The issues the regulation raises for Congress are fairly profound. For example, last year the House of Representatives passed HR 5078 which bars implementation of the rule or anything "substantially similar."
The trouble is, whether subsequent rulemakings would be "substantially similar" would undoubtedly be left up to judicial interpretation, meaning more rounds of regulatory whack-a-mole on the Clean Water Act would be in order for generations to come.
This underscores the problem itself, which is Congress' reliance on the goodwill and common sense of regulators in drafting these rules, such as under the Clean Air Act, an approach which has proven to be colossal failure, resulting in nearly two decades of litigation over just how far the law goes. It is the administrative state defined.

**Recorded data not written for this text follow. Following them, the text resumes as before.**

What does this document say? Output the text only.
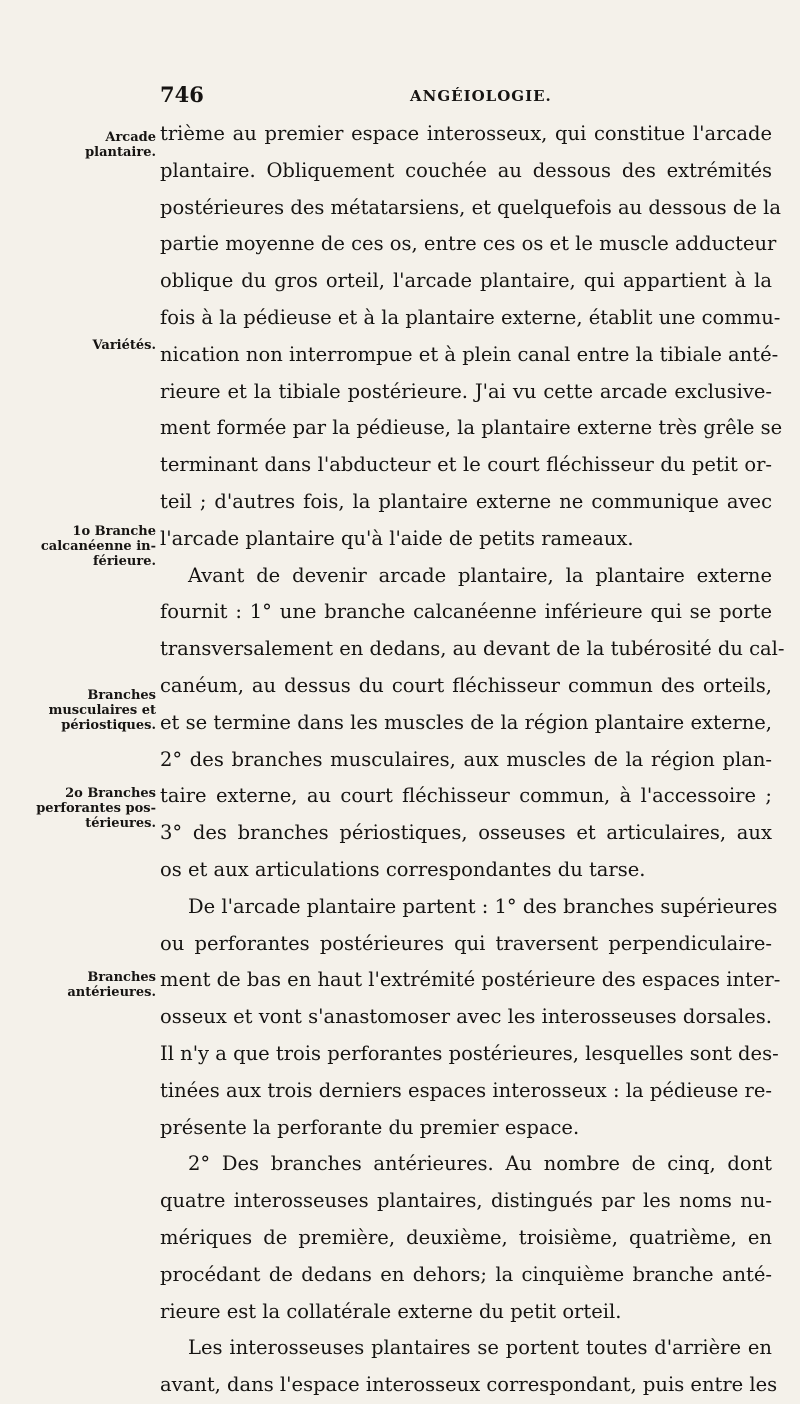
746	ANGÉIOLOGIE.
Arcade
plantaire.
Variétés.
1o Branche
calcanéenne in-
férieure.
Branches
musculaires et
périostiques.
2o Branches
perforantes pos-
térieures.
Branches
antérieures.
trième au premier espace interosseux, qui constitue l'arcade
plantaire. Obliquement couchée au dessous des extrémités
postérieures des métatarsiens, et quelquefois au dessous de la
partie moyenne de ces os, entre ces os et le muscle adducteur
oblique du gros orteil, l'arcade plantaire, qui appartient à la
fois à la pédieuse et à la plantaire externe, établit une commu-
nication non interrompue et à plein canal entre la tibiale anté-
rieure et la tibiale postérieure. J'ai vu cette arcade exclusive-
ment formée par la pédieuse, la plantaire externe très grêle se
terminant dans l'abducteur et le court fléchisseur du petit or-
teil ; d'autres fois, la plantaire externe ne communique avec
l'arcade plantaire qu'à l'aide de petits rameaux.
Avant de devenir arcade plantaire, la plantaire externe
fournit : 1° une branche calcanéenne inférieure qui se porte
transversalement en dedans, au devant de la tubérosité du cal-
canéum, au dessus du court fléchisseur commun des orteils,
et se termine dans les muscles de la région plantaire externe,
2° des branches musculaires, aux muscles de la région plan-
taire externe, au court fléchisseur commun, à l'accessoire ;
3° des branches périostiques, osseuses et articulaires, aux
os et aux articulations correspondantes du tarse.
De l'arcade plantaire partent : 1° des branches supérieures
ou perforantes postérieures qui traversent perpendiculaire-
ment de bas en haut l'extrémité postérieure des espaces inter-
osseux et vont s'anastomoser avec les interosseuses dorsales.
Il n'y a que trois perforantes postérieures, lesquelles sont des-
tinées aux trois derniers espaces interosseux : la pédieuse re-
présente la perforante du premier espace.
2° Des branches antérieures. Au nombre de cinq, dont
quatre interosseuses plantaires, distingués par les noms nu-
mériques de première, deuxième, troisième, quatrième, en
procédant de dedans en dehors; la cinquième branche anté-
rieure est la collatérale externe du petit orteil.
Les interosseuses plantaires se portent toutes d'arrière en
avant, dans l'espace interosseux correspondant, puis entre les
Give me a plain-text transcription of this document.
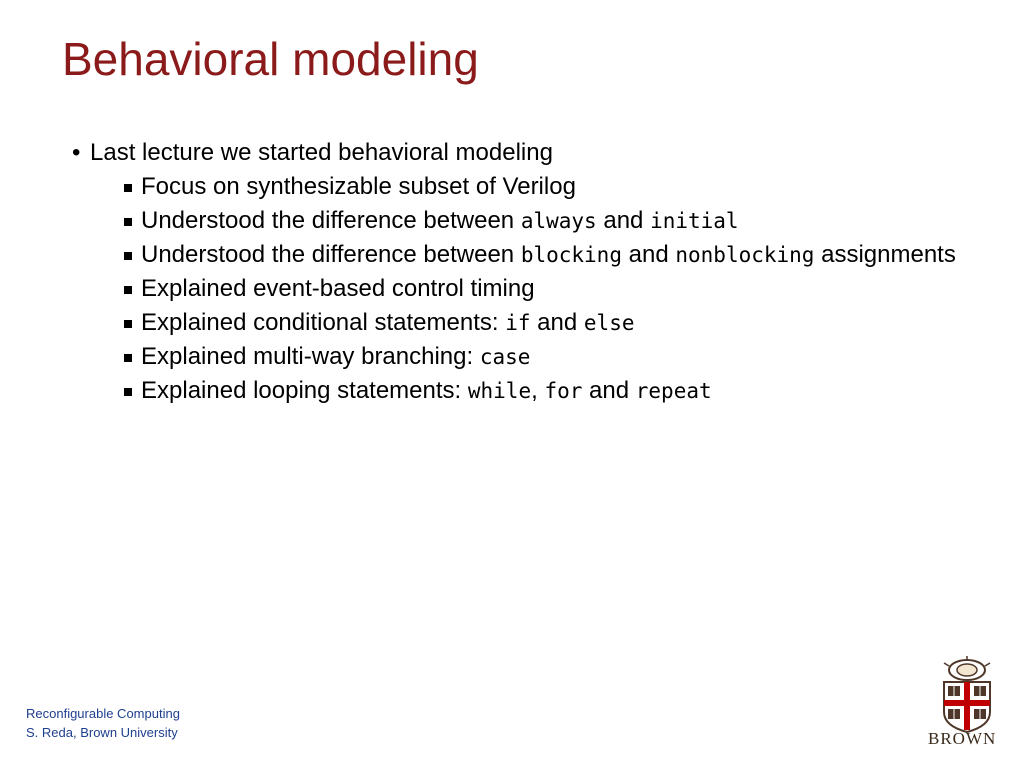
Behavioral modeling
• Last lecture we started behavioral modeling
Focus on synthesizable subset of Verilog
Understood the difference between always and initial
Understood the difference between blocking and nonblocking assignments
Explained event-based control timing
Explained conditional statements: if and else
Explained multi-way branching: case
Explained looping statements: while, for and repeat
Reconfigurable Computing
S. Reda, Brown University	BROWN
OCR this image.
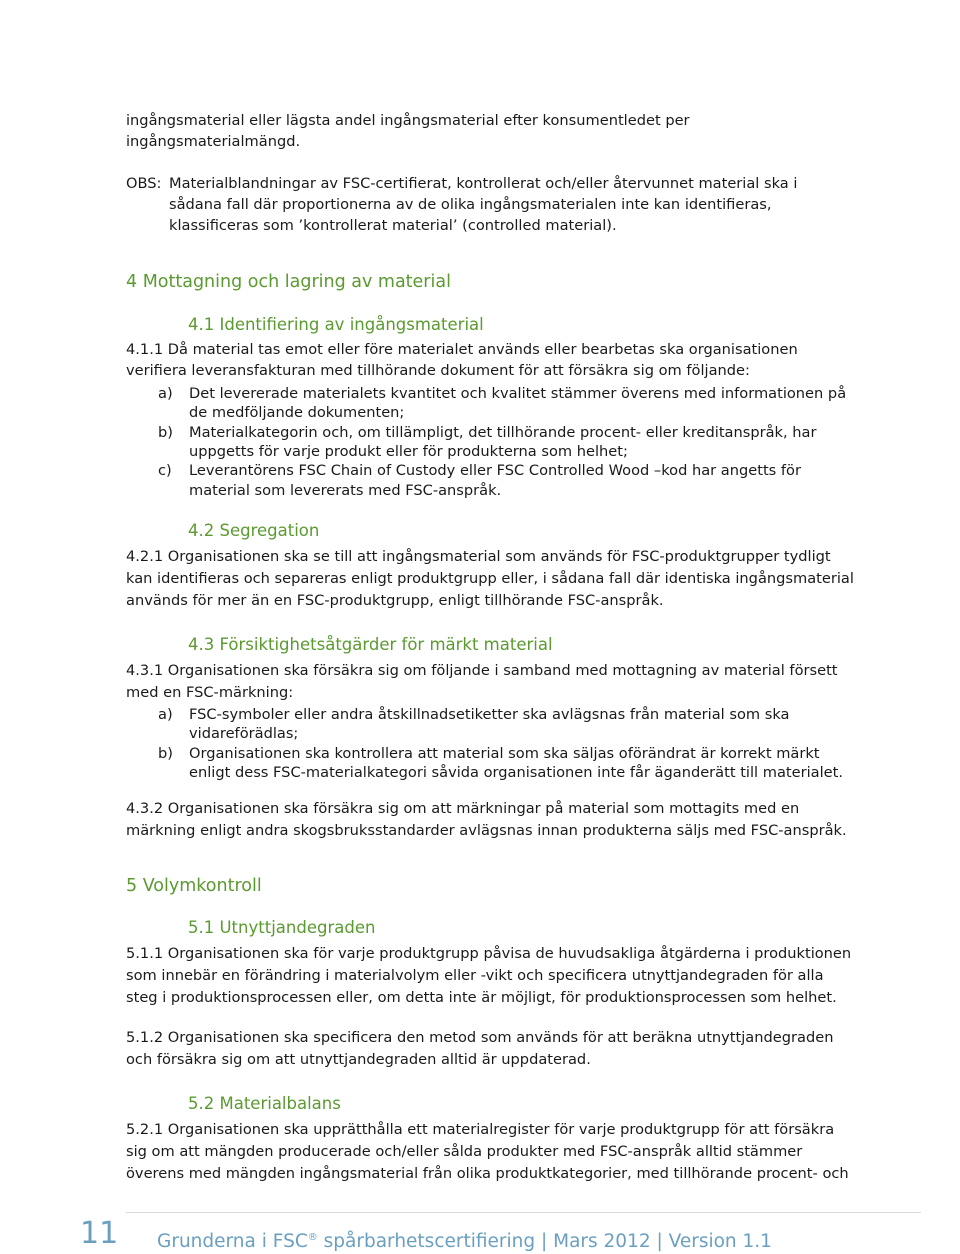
ingångsmaterial eller lägsta andel ingångsmaterial efter konsumentledet per
ingångsmaterialmängd.
OBS: Materialblandningar av FSC-certifierat, kontrollerat och/eller återvunnet material ska i
sådana fall där proportionerna av de olika ingångsmaterialen inte kan identifieras,
klassificeras som ’kontrollerat material’ (controlled material).
4 Mottagning och lagring av material
4.1 Identifiering av ingångsmaterial
4.1.1 Då material tas emot eller före materialet används eller bearbetas ska organisationen
verifiera leveransfakturan med tillhörande dokument för att försäkra sig om följande:
a) Det levererade materialets kvantitet och kvalitet stämmer överens med informationen på
de medföljande dokumenten;
b) Materialkategorin och, om tillämpligt, det tillhörande procent- eller kreditanspråk, har
uppgetts för varje produkt eller för produkterna som helhet;
c) Leverantörens FSC Chain of Custody eller FSC Controlled Wood –kod har angetts för
material som levererats med FSC-anspråk.
4.2 Segregation
4.2.1 Organisationen ska se till att ingångsmaterial som används för FSC-produktgrupper tydligt
kan identifieras och separeras enligt produktgrupp eller, i sådana fall där identiska ingångsmaterial
används för mer än en FSC-produktgrupp, enligt tillhörande FSC-anspråk.
4.3 Försiktighetsåtgärder för märkt material
4.3.1 Organisationen ska försäkra sig om följande i samband med mottagning av material försett
med en FSC-märkning:
a) FSC-symboler eller andra åtskillnadsetiketter ska avlägsnas från material som ska
vidareförädlas;
b) Organisationen ska kontrollera att material som ska säljas oförändrat är korrekt märkt
enligt dess FSC-materialkategori såvida organisationen inte får äganderätt till materialet.
4.3.2 Organisationen ska försäkra sig om att märkningar på material som mottagits med en
märkning enligt andra skogsbruksstandarder avlägsnas innan produkterna säljs med FSC-anspråk.
5 Volymkontroll
5.1 Utnyttjandegraden
5.1.1 Organisationen ska för varje produktgrupp påvisa de huvudsakliga åtgärderna i produktionen
som innebär en förändring i materialvolym eller -vikt och specificera utnyttjandegraden för alla
steg i produktionsprocessen eller, om detta inte är möjligt, för produktionsprocessen som helhet.
5.1.2 Organisationen ska specificera den metod som används för att beräkna utnyttjandegraden
och försäkra sig om att utnyttjandegraden alltid är uppdaterad.
5.2 Materialbalans
5.2.1 Organisationen ska upprätthålla ett materialregister för varje produktgrupp för att försäkra
sig om att mängden producerade och/eller sålda produkter med FSC-anspråk alltid stämmer
överens med mängden ingångsmaterial från olika produktkategorier, med tillhörande procent- och
11 Grunderna i FSC® spårbarhetscertifiering | Mars 2012 | Version 1.1
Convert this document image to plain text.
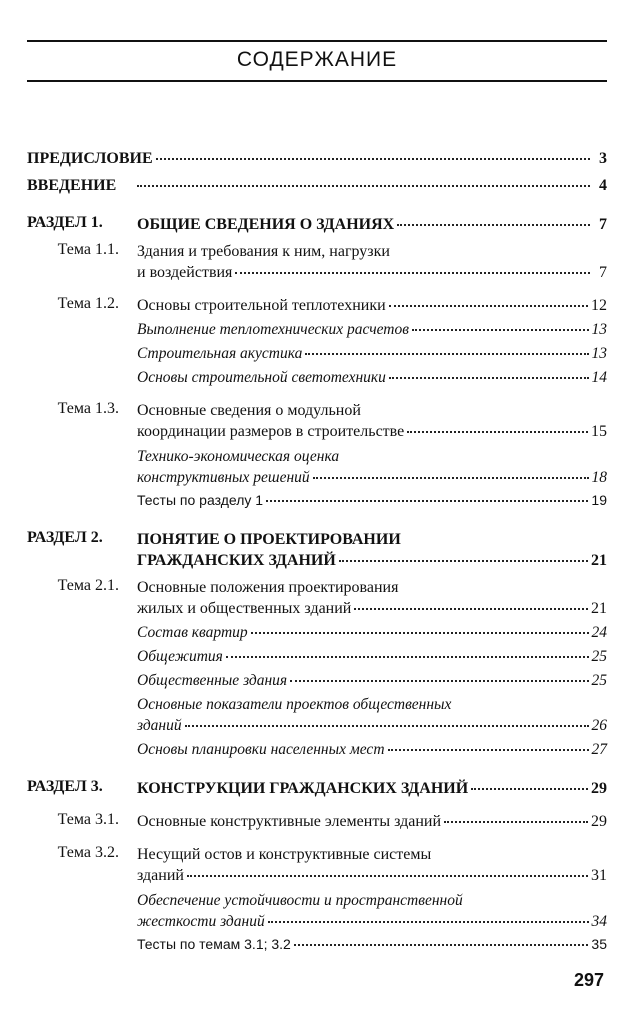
СОДЕРЖАНИЕ
ПРЕДИСЛОВИЕ	3
ВВЕДЕНИЕ	4
РАЗДЕЛ 1.	ОБЩИЕ СВЕДЕНИЯ О ЗДАНИЯХ	7
Тема 1.1.	Здания и требования к ним, нагрузки
и воздействия	7
Тема 1.2.	Основы строительной теплотехники	12
Выполнение теплотехнических расчетов	13
Строительная акустика	13
Основы строительной светотехники	14
Тема 1.3.	Основные сведения о модульной
координации размеров в строительстве	15
Технико-экономическая оценка
конструктивных решений	18
Тесты по разделу 1	19
РАЗДЕЛ 2.	ПОНЯТИЕ О ПРОЕКТИРОВАНИИ
ГРАЖДАНСКИХ ЗДАНИЙ	21
Тема 2.1.	Основные положения проектирования
жилых и общественных зданий	21
Состав квартир	24
Общежития	25
Общественные здания	25
Основные показатели проектов общественных
зданий	26
Основы планировки населенных мест	27
РАЗДЕЛ 3.	КОНСТРУКЦИИ ГРАЖДАНСКИХ ЗДАНИЙ	29
Тема 3.1.	Основные конструктивные элементы зданий	29
Тема 3.2.	Несущий остов и конструктивные системы
зданий	31
Обеспечение устойчивости и пространственной
жесткости зданий	34
Тесты по темам 3.1; 3.2	35
297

This year, it is high time for Congress to cut the root of the problem, which is the broad nature of the Clean Water Act itself. Perhaps the reason the agencies keep coming forward with rules beyond the scope of what legislators ever intended is because Congress authorized them to write them.
If members want to address the issue head on, the solution is severely to restrict that authority to draft expansive regulations under the Clean Water Act, and the Clean Air Act for that matter. No less than the property interests of every single American, including farmers and ranchers, are at stake.
Robert Romano is the senior editor of Americans for Limited Government.